By 1944, when he enlisted in the navy, he’d become “something of an expert on the latest developments in 20th-century avant-garde music, art, and literature,” mostly by way of his own autodidactic curriculum, Gooch writes. Like Gorey, O’Hara was fluent in modern art, bristling with opinions on Picasso, Klee, Calder, and Kandinsky. At the same time, he shared Ted’s passion for pop culture, which for O’Hara meant the comic strip Blondie, hit songs by Sinatra and the big-band trumpeter Harry James, and, most of all, film: he was an ardent moviegoer, papering his bedroom walls with pictures of popcorn Venuses like Marlene Dietrich and Rita Hayworth. Insatiable in his cultural cravings, all-embracing in his tastes, unreserved in his opinions, O’Hara was in many ways Gorey’s intellectual double, down to the fanatical balletomania.

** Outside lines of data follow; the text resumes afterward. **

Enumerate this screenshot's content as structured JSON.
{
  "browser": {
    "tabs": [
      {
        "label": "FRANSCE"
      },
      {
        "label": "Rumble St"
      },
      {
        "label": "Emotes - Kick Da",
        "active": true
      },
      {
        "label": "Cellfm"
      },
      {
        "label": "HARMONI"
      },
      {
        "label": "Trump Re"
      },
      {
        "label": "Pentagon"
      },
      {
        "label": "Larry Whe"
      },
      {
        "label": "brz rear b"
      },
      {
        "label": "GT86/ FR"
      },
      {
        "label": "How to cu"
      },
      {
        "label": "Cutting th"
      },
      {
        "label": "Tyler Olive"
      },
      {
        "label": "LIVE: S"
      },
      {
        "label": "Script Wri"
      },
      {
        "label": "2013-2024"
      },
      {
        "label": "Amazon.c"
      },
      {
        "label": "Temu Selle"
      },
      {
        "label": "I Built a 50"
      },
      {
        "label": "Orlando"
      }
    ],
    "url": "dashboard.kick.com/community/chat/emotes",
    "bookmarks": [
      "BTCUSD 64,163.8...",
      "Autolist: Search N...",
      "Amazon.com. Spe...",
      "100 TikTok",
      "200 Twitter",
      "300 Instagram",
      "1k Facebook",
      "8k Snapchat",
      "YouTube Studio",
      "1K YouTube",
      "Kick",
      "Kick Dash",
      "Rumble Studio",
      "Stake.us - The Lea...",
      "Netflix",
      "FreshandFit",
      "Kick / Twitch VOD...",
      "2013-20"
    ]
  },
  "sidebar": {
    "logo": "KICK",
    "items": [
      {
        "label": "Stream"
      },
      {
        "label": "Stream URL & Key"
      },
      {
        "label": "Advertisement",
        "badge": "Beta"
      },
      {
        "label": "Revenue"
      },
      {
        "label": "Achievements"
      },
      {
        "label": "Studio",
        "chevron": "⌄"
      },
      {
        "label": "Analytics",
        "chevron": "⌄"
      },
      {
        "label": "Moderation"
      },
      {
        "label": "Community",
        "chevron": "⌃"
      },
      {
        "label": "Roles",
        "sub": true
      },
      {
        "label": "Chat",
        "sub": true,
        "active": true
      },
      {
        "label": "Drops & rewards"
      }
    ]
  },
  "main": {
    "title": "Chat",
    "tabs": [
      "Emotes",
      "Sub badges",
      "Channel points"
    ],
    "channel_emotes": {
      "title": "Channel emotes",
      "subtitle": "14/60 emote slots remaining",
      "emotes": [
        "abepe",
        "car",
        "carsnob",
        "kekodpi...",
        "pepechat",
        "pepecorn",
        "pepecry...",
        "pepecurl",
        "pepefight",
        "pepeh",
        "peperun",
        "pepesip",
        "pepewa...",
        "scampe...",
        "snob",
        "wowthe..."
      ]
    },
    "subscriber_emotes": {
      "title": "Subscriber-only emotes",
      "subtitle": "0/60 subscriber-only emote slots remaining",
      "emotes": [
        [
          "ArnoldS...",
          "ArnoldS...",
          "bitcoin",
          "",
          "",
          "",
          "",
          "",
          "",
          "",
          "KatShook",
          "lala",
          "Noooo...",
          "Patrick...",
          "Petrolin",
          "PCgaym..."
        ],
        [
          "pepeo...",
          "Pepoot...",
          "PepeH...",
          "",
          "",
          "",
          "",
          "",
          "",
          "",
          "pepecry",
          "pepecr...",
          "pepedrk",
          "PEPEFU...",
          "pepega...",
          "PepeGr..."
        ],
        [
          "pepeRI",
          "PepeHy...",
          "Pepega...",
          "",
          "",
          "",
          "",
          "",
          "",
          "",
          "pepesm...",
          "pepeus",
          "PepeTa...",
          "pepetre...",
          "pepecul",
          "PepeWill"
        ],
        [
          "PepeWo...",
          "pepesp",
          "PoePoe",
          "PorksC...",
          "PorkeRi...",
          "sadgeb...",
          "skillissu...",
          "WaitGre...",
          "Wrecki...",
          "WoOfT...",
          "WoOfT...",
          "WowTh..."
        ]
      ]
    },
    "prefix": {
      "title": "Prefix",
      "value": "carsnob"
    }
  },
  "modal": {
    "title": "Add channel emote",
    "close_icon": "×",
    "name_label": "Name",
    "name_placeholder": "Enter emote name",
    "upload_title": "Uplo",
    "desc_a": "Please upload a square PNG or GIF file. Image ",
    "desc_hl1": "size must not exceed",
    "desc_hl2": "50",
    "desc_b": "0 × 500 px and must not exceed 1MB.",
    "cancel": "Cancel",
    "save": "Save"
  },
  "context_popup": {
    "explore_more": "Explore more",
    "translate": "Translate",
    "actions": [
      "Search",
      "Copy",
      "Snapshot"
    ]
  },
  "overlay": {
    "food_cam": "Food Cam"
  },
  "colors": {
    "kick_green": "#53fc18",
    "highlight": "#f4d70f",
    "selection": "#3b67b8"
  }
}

Swanning around campus in his signature getup of sneakers and a long canvas coat with a sheepskin collar, fingers heavy with rings, Gorey was the odds-on favorite for campus bohemian, with the emphasis on odd. “I remember the first day Ted Gorey came into the dining hall I thought he was the oddest person I’d ever seen,” said George Montgomery.
“He seemed very, very tall, with his hair plastered down across the front like bangs, like a Roman emperor. He was wearing rings on his fingers.” Larry Osgood, a year behind Ted, shared Montgomery’s double-take reaction the first time he saw Gorey.